‘If investors tried to come up with an index of mom-and-pop businesses, it would show devastation far worse than what we saw in the stock market, and it would still be down dramatically today,”
That is from Jeremy Siegel, professor of finance at the University of Pennsylvania’s Wharton School of Business, in an interview with MarketWatch on Tuesday, who says the damage to small businesses is not showing up in financial markets.
He says the U.S. stock market’s impressive recovery from the March rout doesn’t reflect the broader pain in the economy, as the S&P 500’s rally has come on the back of a few high-flying technology companies while small businesses and minorities took the brunt of the damage in this recession. Like other analysts, Siegel worried about the wide disconnect between Wall Street and Main Street, amid sky-high unemployment and mass business closures.
“Arguably, the support for small businesses is unprecedented in our history. But some small businesses are going to be closed unless we get much more payroll protection. There needs to be much more help to businesses that don’t have access to public markets,” said the prominent market pundit and a senior adviser to WisdomTree Investments.
His comments came before Trump signed a bill overhauling the Paycheck Protection Program on Friday, loosening some of its restrictions and allowing more business owners to apply for loan forgiveness.
Main Street could be on the path to recovery, if the latest economic data turns out to be a lasting trend. Friday’s employment report for May showed the U.S. added 2.5 million jobs in May, up from the 20.7 million jobs last month. That is a remarkable figure in itself but came against anticipation of a loss of 8 million or 9 million jobs on the month.
The professor says the longer-term economic impact of the COVID-19 pandemic and the behavioral changes it will bring about in consumers are what will ultimately command the attention of investors, and not much else. Siegel is known for predicting that the Dow Jones Industrial Average
would see 20,000 at the end of 2015.
“COVID has the most direct effect on the economy, far greater than the unrest,” he said.

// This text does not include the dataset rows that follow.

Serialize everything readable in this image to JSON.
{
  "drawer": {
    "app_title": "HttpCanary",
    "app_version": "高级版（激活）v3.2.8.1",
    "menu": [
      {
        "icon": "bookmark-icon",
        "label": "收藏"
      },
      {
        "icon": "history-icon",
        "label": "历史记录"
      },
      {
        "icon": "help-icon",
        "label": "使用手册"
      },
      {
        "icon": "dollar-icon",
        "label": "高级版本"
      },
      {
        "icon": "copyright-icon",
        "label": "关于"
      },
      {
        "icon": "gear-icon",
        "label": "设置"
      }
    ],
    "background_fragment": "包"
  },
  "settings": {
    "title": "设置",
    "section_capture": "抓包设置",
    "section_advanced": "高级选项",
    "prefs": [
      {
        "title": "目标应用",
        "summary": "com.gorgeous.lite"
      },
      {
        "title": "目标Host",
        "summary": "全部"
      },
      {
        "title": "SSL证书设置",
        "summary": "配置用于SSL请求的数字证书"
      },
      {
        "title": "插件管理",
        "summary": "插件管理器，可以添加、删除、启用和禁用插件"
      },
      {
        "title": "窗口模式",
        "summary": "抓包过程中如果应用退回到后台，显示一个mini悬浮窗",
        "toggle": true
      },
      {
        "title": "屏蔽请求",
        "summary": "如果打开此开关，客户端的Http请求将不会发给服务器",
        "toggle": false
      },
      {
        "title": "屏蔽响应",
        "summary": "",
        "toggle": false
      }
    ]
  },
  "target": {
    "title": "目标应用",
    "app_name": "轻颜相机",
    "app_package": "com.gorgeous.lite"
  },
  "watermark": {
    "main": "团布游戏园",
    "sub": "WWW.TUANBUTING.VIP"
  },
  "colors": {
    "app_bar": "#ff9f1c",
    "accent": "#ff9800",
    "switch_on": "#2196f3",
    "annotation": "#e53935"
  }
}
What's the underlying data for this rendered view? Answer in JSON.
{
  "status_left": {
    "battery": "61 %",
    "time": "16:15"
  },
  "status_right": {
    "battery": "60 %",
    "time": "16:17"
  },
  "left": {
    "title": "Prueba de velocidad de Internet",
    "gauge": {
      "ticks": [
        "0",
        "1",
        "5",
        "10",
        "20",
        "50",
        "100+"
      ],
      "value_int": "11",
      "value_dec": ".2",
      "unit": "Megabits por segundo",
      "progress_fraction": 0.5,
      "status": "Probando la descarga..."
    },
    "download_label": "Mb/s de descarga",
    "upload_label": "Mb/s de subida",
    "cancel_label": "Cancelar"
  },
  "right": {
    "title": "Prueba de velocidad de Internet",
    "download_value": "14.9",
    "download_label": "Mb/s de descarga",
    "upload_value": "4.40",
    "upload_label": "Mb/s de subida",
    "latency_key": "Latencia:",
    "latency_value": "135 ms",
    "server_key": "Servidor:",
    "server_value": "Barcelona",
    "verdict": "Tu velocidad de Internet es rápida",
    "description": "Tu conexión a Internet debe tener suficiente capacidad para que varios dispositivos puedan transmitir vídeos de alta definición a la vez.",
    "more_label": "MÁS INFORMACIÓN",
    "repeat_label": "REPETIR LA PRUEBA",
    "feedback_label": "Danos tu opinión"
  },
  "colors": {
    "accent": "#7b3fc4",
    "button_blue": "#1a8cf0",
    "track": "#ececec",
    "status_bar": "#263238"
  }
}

As long as the reopening of businesses stays on track, equities will keep rising and look past the national protests over police brutality breaking out across the country. The intensity of those protests, which saw peaceful demonstrations along side rioting and looting, have subsided considerably in recent days, but the fallout from racial tensions following the death of unarmed black man, George Floyd, at the hand of a white police officer are reverberating throughout America.
See: Amid disease, riots and rising U.S.-China tensions, the stock market keeps it cool
Still, U.S. stocks have followed Siegel’s bullish expectations this week and notably on Friday. The S&P 500
and Dow both rose sharply on Friday, while the Nasdaq Composite
set a new intraday record.
Perhaps it’s no surprise that the sage of long-term investing says stockholders should look past the civil unrest roiling the country.
“The stock market is a forward looking mechanism the value of stocks depends not on the earnings of one year,” said Siegel.
He said less than 10% of a stock’s price was attributable to earnings over the next 12 months, meaning any short-term geopolitical turmoil was unlikely to derail the stock market’s ascent over an extended horizon. As long as earnings returned to normal in the distant future, equities were likely to keep trucking on.
“That is one of the major reasons the stock market should not experience a sustained sharp drop,” he said.